A Novel Lipid Screening Platform that Provides a Complete Solution for Lipidomics Research

Significance of the Topic

Lipidomics offers deep insight into cellular processes, disease mechanisms and biomarker discovery. Accurate profiling of complex lipid mixtures is hampered by isobaric interferences and laborious workflows. A streamlined platform that enables comprehensive, quantitative lipid analysis addresses critical needs in research, clinical studies and quality control settings.

Objectives and Study Overview

This work presents the Lipidyzer Platform powered by Metabolon, designed to simplify sample preparation, enhance selectivity and automate data processing. The aim is to enable targeted profiling of over 1100 lipid molecular species across 13 lipid classes in serum matrices, delivering accurate concentration and composition data with minimal manual intervention.

Methodology and Instrumentation

Sample Extraction and Preparation

• Use of a commercial kit containing over 50 isotopically labeled internal standards spanning 13 lipid classes
• Unlabeled standards for compensation voltage tuning and lyophilized plasma for quality control

Analytical Workflow

• Flow injection analysis with dual injections: SelexION Technology enabled and disabled
• Multiple reaction monitoring in positive ion mode for SM, DAG, CE, CER and TAG classes
• Negative ion mode detection for LPE, LPC, PC, PE and FFA classes
• Positive/negative switching for efficient class coverage

Data Processing

• Lipidomics Workflow Manager software for system control, sample tracking and automated tuning
• Signal detection, quantitative calculations and reporting integrated into a guided interface

Used Instrumentation

• QTRAP 5500 mass spectrometer with SelexION differential mobility spectrometry device
• PEEKsil tubing and microflow hybrid electrode for stable spray and low carryover
• Flow injection analysis system
• Lipidomics Workflow Manager software with LIMS capabilities

Main Results and Discussion

Comprehensive Coverage

• Quantitation of 1153 MRMs spanning 13 lipid classes and over 1100 species
• Neutral lipids: TAG (502 species), DAG (67), FFA (28), CE (34)
• Polar lipids: PC (161), PE (233), LPC (28), LPE (28), SM (16), CER (56)

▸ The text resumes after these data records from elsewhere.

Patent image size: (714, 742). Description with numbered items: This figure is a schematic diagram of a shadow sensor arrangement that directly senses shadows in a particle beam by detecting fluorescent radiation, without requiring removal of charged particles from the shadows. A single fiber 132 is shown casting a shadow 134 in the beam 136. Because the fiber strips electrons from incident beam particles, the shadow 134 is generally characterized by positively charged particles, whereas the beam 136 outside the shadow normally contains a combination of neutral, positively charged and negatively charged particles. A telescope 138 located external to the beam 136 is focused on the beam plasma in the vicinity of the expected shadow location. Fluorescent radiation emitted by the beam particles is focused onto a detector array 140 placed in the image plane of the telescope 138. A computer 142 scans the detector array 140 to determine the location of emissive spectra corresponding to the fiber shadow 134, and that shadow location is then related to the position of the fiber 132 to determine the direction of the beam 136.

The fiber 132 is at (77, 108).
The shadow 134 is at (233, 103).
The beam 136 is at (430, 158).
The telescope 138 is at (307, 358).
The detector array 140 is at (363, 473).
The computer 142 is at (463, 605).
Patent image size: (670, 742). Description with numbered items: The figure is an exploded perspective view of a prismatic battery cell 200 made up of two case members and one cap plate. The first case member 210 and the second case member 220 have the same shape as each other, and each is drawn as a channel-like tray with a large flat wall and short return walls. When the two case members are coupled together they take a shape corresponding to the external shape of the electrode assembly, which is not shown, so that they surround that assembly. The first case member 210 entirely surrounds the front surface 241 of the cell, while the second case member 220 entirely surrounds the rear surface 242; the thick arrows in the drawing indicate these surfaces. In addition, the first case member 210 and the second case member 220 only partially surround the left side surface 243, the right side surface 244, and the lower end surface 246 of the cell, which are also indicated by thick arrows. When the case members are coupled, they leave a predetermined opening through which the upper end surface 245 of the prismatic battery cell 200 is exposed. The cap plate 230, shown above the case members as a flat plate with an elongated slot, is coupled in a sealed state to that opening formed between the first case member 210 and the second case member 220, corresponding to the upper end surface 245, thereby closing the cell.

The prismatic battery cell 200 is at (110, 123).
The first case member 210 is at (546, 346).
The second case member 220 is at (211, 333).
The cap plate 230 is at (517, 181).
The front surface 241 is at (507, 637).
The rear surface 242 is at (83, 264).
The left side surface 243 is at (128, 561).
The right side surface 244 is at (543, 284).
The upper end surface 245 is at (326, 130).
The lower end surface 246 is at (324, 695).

Reproducibility and Precision

• 88.3 percent of TAG species measured with coefficients of variation below 20 percent
• 99.6 percent of TAG molar mass comprised of species with CVs under 10 percent

Selectivity Enhancement

• Differential mobility spectrometry reduces isobaric overlap by tuning compensation voltages per class
• Chemical modifiers further improve separation of structurally similar lipids

Accuracy in Cholesteryl Ester Profiling

• Total CE quantitation bias below 10 percent using a mixture of internal standards compared to 100 percent bias with a single standard
• Fatty acid composition accurately reflected when using class-specific internal standard panels

Benefits and Practical Applications

• Rapid, high-throughput lipid profiling with minimal manual steps
• High specificity from DMS technology eliminates interfering isobars
• Accurate, precise quantitation enabling reliable cross-study comparisons
• Automated software workflow ensures compliance and traceability in regulated environments

Future Trends and Potential Applications

• Extension to emerging lipid classes and low-abundance analytes
• Integration with proteomics and metabolomics for multi-omics insights
• Development of advanced chemical modifiers for enhanced DMS separation
• Application of artificial intelligence for pattern recognition and biomarker discovery
• Clinical translation for personalized medicine and lipid biomarker validation

Conclusion

The Lipidyzer Platform delivers a complete solution for quantitative lipidomics by combining simplified sample preparation, DMS-enhanced selectivity, targeted MRM and automated data processing. This approach yields comprehensive coverage, high precision and accuracy, paving the way for robust lipid research and clinical applications.

References

1. Lintonen H, Ekroos K, Tarasov K, et al. Differential mobility spectrometry-driven shotgun lipidomics. Analytical Chemistry. 2014;86(19):9662–9669.
2. Baker PRS, Stevens J, Borja N, et al. Three-dimensional enhanced lipidomics analysis combining UPLC, differential ion mobility spectrometry, and mass spectrometric separation strategies. Journal of Lipid Research. 2014;55(11):2432–2442.
3. SCIEX Technical Note RUO-MKT-02-3879-A. Novel Chemical Standards Kits Enable Facile Lipid Quantitation. 2017.